Beyond the Border (Wee Stories #18)
Grade D, the label read. Grade D meat product. Grade D was how he’d gotten this lousy job in the first place: Nearly flunking algebra. And geometry. And the history of dead white guys. Technically, he had even flunked flunking, mustering a D-minus for being pleasantly innocuous among a bunch of loudmouthed, exhibitionistic nitwits.
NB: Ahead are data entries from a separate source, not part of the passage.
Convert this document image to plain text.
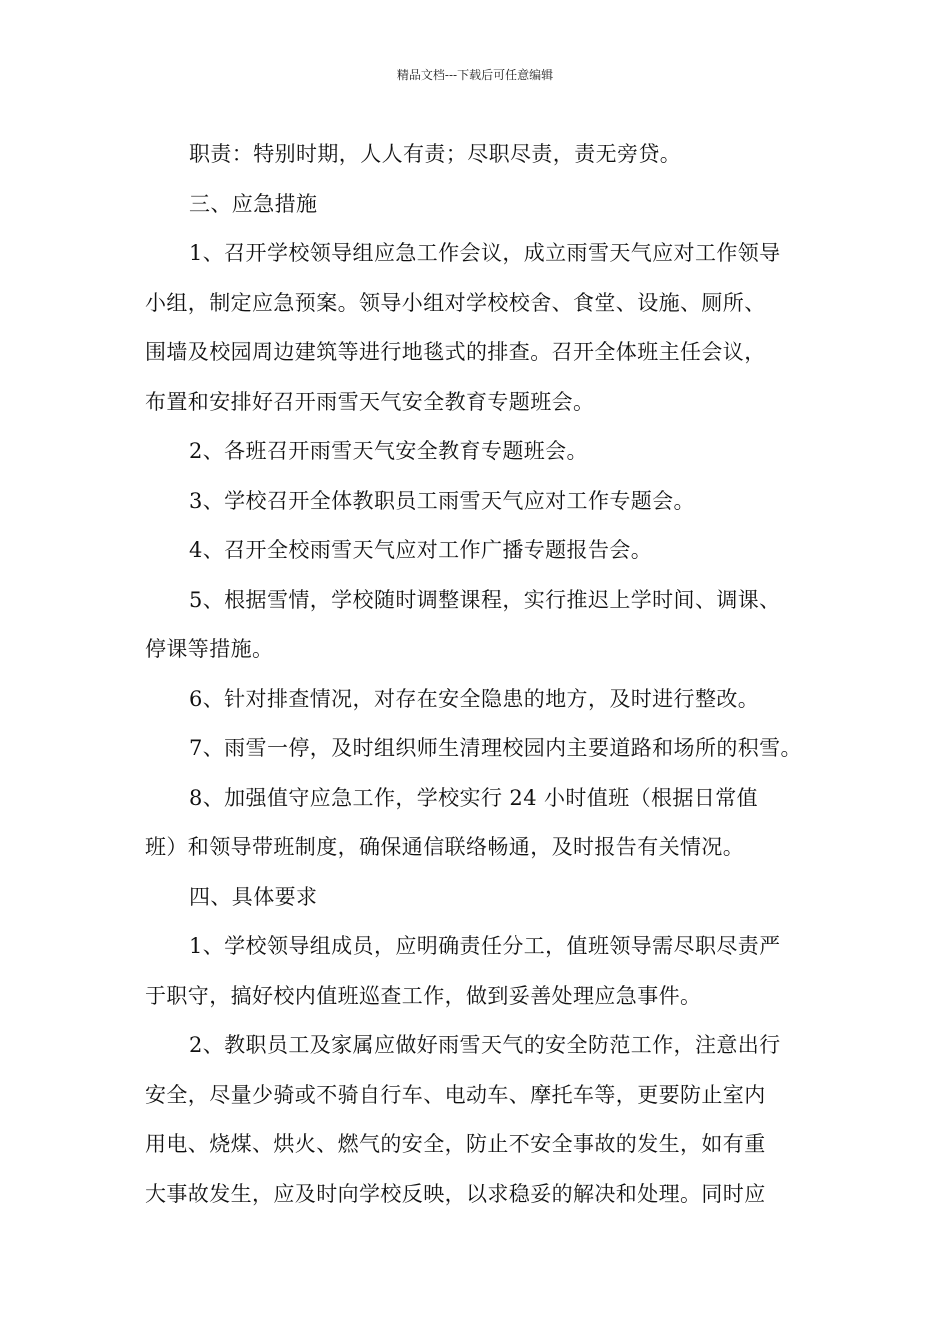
精品文档---下载后可任意编辑
职责：特别时期，人人有责；尽职尽责，责无旁贷。
三、应急措施
1、召开学校领导组应急工作会议，成立雨雪天气应对工作领导
小组，制定应急预案。领导小组对学校校舍、食堂、设施、厕所、
围墙及校园周边建筑等进行地毯式的排查。召开全体班主任会议，
布置和安排好召开雨雪天气安全教育专题班会。
2、各班召开雨雪天气安全教育专题班会。
3、学校召开全体教职员工雨雪天气应对工作专题会。
4、召开全校雨雪天气应对工作广播专题报告会。
5、根据雪情，学校随时调整课程，实行推迟上学时间、调课、
停课等措施。
6、针对排查情况，对存在安全隐患的地方，及时进行整改。
7、雨雪一停，及时组织师生清理校园内主要道路和场所的积雪。
8、加强值守应急工作，学校实行 24 小时值班（根据日常值
班）和领导带班制度，确保通信联络畅通，及时报告有关情况。
四、具体要求
1、学校领导组成员，应明确责任分工，值班领导需尽职尽责严
于职守，搞好校内值班巡查工作，做到妥善处理应急事件。
2、教职员工及家属应做好雨雪天气的安全防范工作，注意出行
安全，尽量少骑或不骑自行车、电动车、摩托车等，更要防止室内
用电、烧煤、烘火、燃气的安全，防止不安全事故的发生，如有重
大事故发生，应及时向学校反映，以求稳妥的解决和处理。同时应
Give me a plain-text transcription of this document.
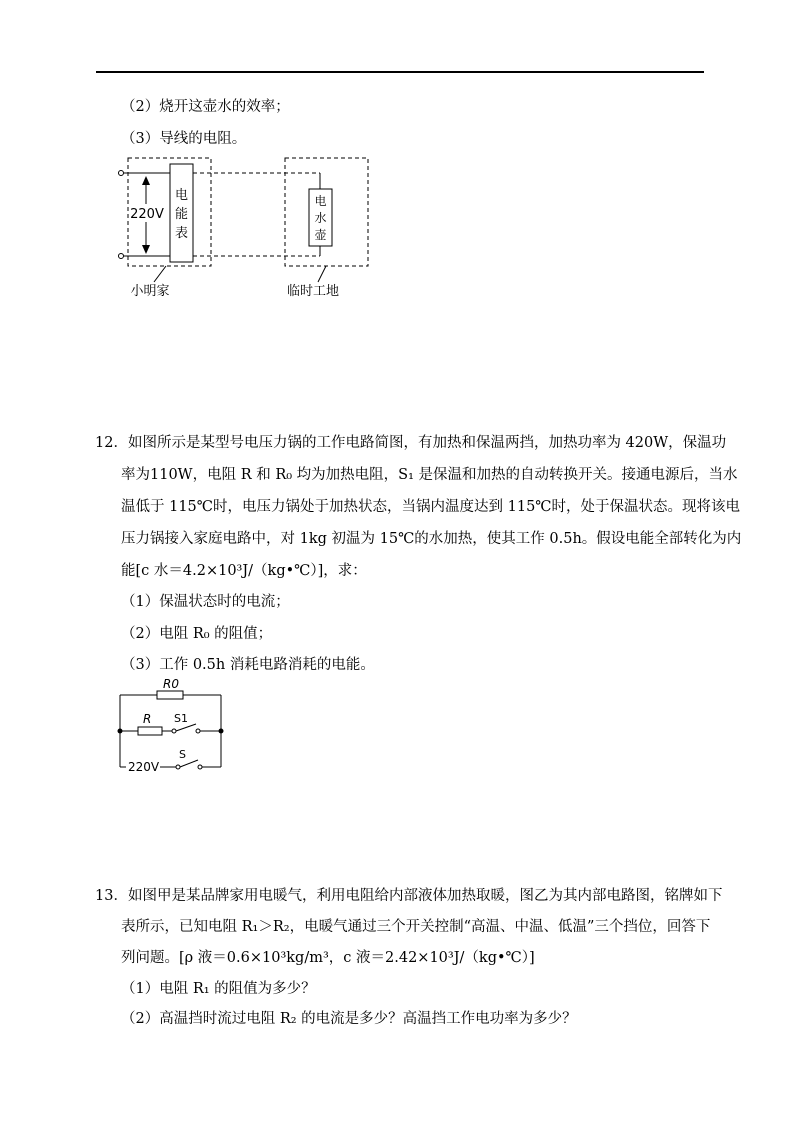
（2）烧开这壶水的效率；
（3）导线的电阻。
220V
电
能
表
电
水
壶
小明家	临时工地
12．如图所示是某型号电压力锅的工作电路简图，有加热和保温两挡，加热功率为 420W，保温功
率为110W，电阻 R 和 R₀ 均为加热电阻，S₁ 是保温和加热的自动转换开关。接通电源后，当水
温低于 115℃时，电压力锅处于加热状态，当锅内温度达到 115℃时，处于保温状态。现将该电
压力锅接入家庭电路中，对 1kg 初温为 15℃的水加热，使其工作 0.5h。假设电能全部转化为内
能[c 水＝4.2×10³J/（kg•℃）]，求：
（1）保温状态时的电流；
（2）电阻 R₀ 的阻值；
（3）工作 0.5h 消耗电路消耗的电能。
R0
R S1
220V
S
13．如图甲是某品牌家用电暖气，利用电阻给内部液体加热取暖，图乙为其内部电路图，铭牌如下
表所示，已知电阻 R₁＞R₂，电暖气通过三个开关控制“高温、中温、低温”三个挡位，回答下
列问题。[ρ 液＝0.6×10³kg/m³，c 液＝2.42×10³J/（kg•℃）]
（1）电阻 R₁ 的阻值为多少？
（2）高温挡时流过电阻 R₂ 的电流是多少？高温挡工作电功率为多少？
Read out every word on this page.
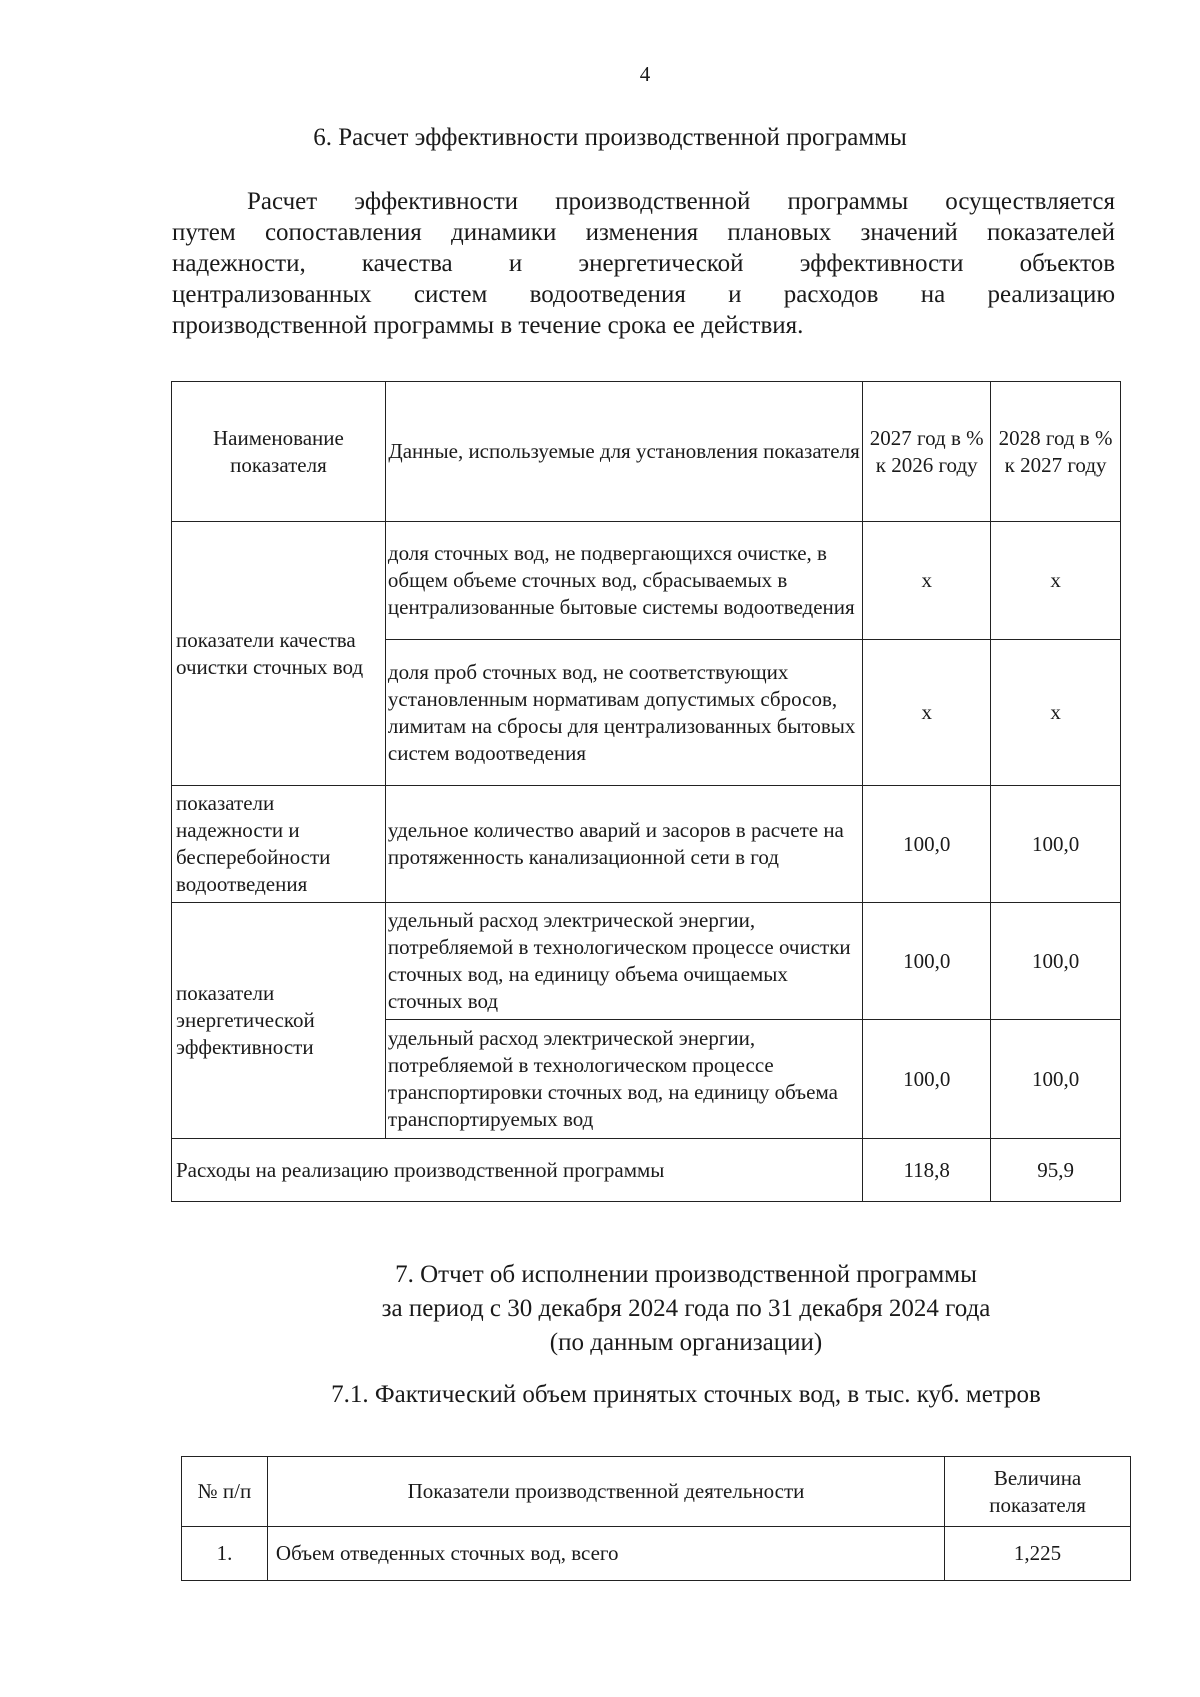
4
6. Расчет эффективности производственной программы
Расчет эффективности производственной программы осуществляется
путем сопоставления динамики изменения плановых значений показателей
надежности, качества и энергетической эффективности объектов
централизованных систем водоотведения и расходов на реализацию
производственной программы в течение срока ее действия.
Наименование показателя	Данные, используемые для установления показателя	2027 год в % к 2026 году	2028 год в % к 2027 году
показатели качества очистки сточных вод	доля сточных вод, не подвергающихся очистке, в общем объеме сточных вод, сбрасываемых в централизованные бытовые системы водоотведения	х	х
	доля проб сточных вод, не соответствующих установленным нормативам допустимых сбросов, лимитам на сбросы для централизованных бытовых систем водоотведения	х	х
показатели надежности и бесперебойности водоотведения	удельное количество аварий и засоров в расчете на протяженность канализационной сети в год	100,0	100,0
показатели энергетической эффективности	удельный расход электрической энергии, потребляемой в технологическом процессе очистки сточных вод, на единицу объема очищаемых сточных вод	100,0	100,0
	удельный расход электрической энергии, потребляемой в технологическом процессе транспортировки сточных вод, на единицу объема транспортируемых вод	100,0	100,0
Расходы на реализацию производственной программы		118,8	95,9
7. Отчет об исполнении производственной программы
за период с 30 декабря 2024 года по 31 декабря 2024 года
(по данным организации)
7.1. Фактический объем принятых сточных вод, в тыс. куб. метров
№ п/п	Показатели производственной деятельности	Величина показателя
1.	Объем отведенных сточных вод, всего	1,225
Now it was just him and the meat, Grade D but seasoned to perfection, advertised by a smarmy Chihuahua in a sombrero. Olé means bravo and bravo means assassin, he thought. Olé indeed.
As he pried the lid off of the frost-encrusted vat, he couldn’t help but wonder what distinguished meat from non-meat. At what point did it stop being meat and become … something else? He glanced nervously at the ground ice and gristle melting in the skillet, feeling like a low-rent taxidermist. Where had all the carcasses gone? Were there ever carcasses to begin with, or was he handling a nuclear byproduct of some description, like Flubber?
A horn blared at the drive-thru window. No, I will not take your order, he thought. I will not support the violence inherent in the system, the eerie likeness between burrito and amigo. He adjusted his paper hat, wiped his palms on his apron, and high-fived the exit sign on his way out. La carne es el asesinato.